Chungcheongnam-do: Mt. Daedun , 36°08'02.9"N, 127°18'29.1"E, 343 m, 31 Mar 2009, S.S. Choi 3399 (JNU), Mt. Gyeryong , 36°21'06.9"N, 127°12'50.9"E, 290 m, 8 Jul 2009, S.S. Choi 4098 (JNU); Gangwon-do: Mt. Seorak , 38°06'02.8"N, 128°23'43.1"E, 840 m, 28 Aug 2009, S.S. Choi 4258 (JNU), Mt. Seorak , 38°06'39.7"N, 128°24'56.2"E, 1347 m, 21 Sep 2009, S.S. Choi 5095 (JNU), Mt. Seorak , 38°07'21.0"N, 128°27'27.7"E, 1649 m, 21 Sep 2009, S.S. Choi 5175 (JNU); Gyeongsangbuk-do: Is. Ulleung, Seonginbong, 37°29'39.5"N, 130°52'35.4"E, 845 m, 20 Oct 2010, S.S. Choi 8712 (JNU), 37°29'53.9"N, 130°52'01.0"E, 977 m, 20 Oct 2010, S.S. Choi 8744 (JNU); Gyeongsangnam-do: Mt, Gaya, 35°48'53.9"N, 128°07'21.9"E, 1116 m, 8 Sep 2009, S.S. Choi 4361 (JNU), 35°49'14.8"N, 128°07'27.5"E, 1313 m, 8 Sep 2009, S.S. Choi 4376 (JNU), Mt.

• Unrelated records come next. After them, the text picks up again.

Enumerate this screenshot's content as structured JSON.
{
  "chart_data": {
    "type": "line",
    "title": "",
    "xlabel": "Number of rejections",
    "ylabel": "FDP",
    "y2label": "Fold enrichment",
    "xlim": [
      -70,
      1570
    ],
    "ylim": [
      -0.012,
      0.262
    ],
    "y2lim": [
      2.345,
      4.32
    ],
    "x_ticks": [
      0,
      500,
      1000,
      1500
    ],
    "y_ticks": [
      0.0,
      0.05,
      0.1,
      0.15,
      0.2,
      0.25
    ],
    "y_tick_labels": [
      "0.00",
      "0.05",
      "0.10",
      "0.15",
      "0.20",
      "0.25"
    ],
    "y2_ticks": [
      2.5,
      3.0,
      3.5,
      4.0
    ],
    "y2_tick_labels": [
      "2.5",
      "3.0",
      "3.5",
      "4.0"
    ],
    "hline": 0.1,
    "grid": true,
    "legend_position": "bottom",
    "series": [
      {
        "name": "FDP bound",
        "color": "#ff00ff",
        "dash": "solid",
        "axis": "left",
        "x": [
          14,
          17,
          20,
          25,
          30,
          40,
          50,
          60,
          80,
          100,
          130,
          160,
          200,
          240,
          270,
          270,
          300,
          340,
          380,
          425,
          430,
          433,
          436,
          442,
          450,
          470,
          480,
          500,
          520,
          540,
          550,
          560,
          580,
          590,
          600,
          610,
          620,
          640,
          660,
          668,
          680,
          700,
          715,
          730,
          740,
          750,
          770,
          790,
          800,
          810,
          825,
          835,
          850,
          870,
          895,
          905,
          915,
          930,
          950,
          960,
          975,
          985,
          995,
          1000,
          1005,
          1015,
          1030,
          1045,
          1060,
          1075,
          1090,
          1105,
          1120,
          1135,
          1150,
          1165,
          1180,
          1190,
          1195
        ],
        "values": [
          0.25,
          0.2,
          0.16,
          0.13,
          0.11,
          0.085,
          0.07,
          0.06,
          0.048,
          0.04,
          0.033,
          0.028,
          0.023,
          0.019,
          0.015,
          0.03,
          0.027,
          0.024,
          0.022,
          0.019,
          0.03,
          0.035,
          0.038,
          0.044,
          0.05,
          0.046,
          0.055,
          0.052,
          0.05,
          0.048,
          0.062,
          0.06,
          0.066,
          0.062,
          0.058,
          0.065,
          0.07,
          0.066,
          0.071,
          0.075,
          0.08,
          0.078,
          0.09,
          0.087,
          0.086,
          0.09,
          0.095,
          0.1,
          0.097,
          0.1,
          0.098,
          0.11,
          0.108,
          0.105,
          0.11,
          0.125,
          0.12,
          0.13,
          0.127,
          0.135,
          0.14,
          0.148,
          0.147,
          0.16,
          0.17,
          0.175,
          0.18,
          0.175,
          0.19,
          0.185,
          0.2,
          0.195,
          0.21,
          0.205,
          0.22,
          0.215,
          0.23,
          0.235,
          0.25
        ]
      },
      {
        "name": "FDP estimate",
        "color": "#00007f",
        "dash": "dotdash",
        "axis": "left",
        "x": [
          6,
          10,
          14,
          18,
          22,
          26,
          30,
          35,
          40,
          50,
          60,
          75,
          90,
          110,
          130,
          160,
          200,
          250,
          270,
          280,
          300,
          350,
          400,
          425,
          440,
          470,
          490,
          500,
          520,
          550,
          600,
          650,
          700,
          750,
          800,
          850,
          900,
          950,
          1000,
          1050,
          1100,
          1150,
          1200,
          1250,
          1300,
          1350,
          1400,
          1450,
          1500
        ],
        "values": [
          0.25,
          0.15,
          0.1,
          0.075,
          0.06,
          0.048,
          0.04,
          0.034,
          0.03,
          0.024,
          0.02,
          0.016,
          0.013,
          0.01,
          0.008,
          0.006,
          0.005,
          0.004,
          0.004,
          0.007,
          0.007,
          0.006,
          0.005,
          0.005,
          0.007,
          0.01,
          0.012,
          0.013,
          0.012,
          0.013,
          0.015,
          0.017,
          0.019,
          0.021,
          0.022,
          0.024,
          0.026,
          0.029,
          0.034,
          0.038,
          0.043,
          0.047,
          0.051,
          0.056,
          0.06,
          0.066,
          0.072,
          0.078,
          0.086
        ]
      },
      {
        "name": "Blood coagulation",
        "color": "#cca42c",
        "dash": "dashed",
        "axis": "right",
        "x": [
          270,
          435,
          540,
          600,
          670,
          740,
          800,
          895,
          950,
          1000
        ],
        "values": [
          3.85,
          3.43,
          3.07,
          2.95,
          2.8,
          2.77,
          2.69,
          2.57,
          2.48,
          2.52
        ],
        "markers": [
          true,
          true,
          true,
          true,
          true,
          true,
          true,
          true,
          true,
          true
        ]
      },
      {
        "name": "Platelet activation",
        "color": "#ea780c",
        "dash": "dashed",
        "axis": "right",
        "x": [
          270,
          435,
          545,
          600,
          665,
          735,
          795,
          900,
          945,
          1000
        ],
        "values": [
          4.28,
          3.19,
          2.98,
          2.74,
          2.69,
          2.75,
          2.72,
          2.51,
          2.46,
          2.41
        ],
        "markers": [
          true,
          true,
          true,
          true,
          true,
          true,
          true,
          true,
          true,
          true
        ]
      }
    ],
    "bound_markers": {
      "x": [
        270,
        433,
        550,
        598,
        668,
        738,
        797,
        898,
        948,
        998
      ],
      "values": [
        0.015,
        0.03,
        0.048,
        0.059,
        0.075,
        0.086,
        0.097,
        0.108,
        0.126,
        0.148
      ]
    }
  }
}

Jiri , 35°18'51.9"N, 127°44'22.1"E, 848 m, 13 Jun 2009, S.S. Choi 3641 (JNU), 35°19'50.7"N, 127°44'08.1"E, 1540 m, 14 Jun 2009, S.S. Choi 3732 (JNU); Jeju-do: Bolre Oreum, 33°21'20.8"N, 126°28'10.2"E, 1145 m, 5 Sep 2012, S.S. Choi 120721 (JNU), Erimok valley , 33°21'59.6"N, 126°30'40.25"E, 1613 m, 6 Sep 2012, S.S. Choi 20795 (JNU), Mt. Halla , 33°21'43.1"N, 126°32'21.9"E, 1835 m, 8 Aug 2010, S.S. Choi 7745 (JNU), Musu stream, 33°25'08.0"N, 126°26'56.4"E, 495 m, 28 Oct 2010, S.S. Choi 8827 (JNU), Suak valley , 33°20'14.0"N, 126°36'37.8"E, 523 m, 29 Oct 2010, S.S. Choi 8879 (JNU); Jeollabuk-do: Mt. Deogyu , 30 Jun 2008, S.S. Choi 887 (JNU), Mt. Jiri , 35°19'06.1"N, 127°31'47.5"E, 781 m, 20 Jun 2009, S.S. Choi 3993 (JNU); Jeollanam-do: Mt. Dureun, 5 Feb 2009, S.S. Choi 3061 (JNU), Mt. Jogyeo, 34°59'51.6"N, 127°16'51.7"E, 288 m, 7 Dec 2010, S.S. Choi 9094 (JNU) GoogleMaps .

Comments.

This species may be confused with at least three other species: Marsupella koreana , M. apertifolia , and M. emarginata , though the last is not known from the Korean Peninsula. The distinctions between the former two are mentioned under those species. The species differs from M. emarginata (with which M. tubulosa was probably confused in parts outside of oceanic/suboceanic Eastern Asia) in biconcentric oil bodies (versus oil bodies without the central eye) and commonly obliquely oriented leaves that are not closely sheathing the stem in the base (versus transversely oriented leaves with leaves closely sheathing the stem near base). The latter feature is surely quantitative and variation in leaf orientation occurs within the two species.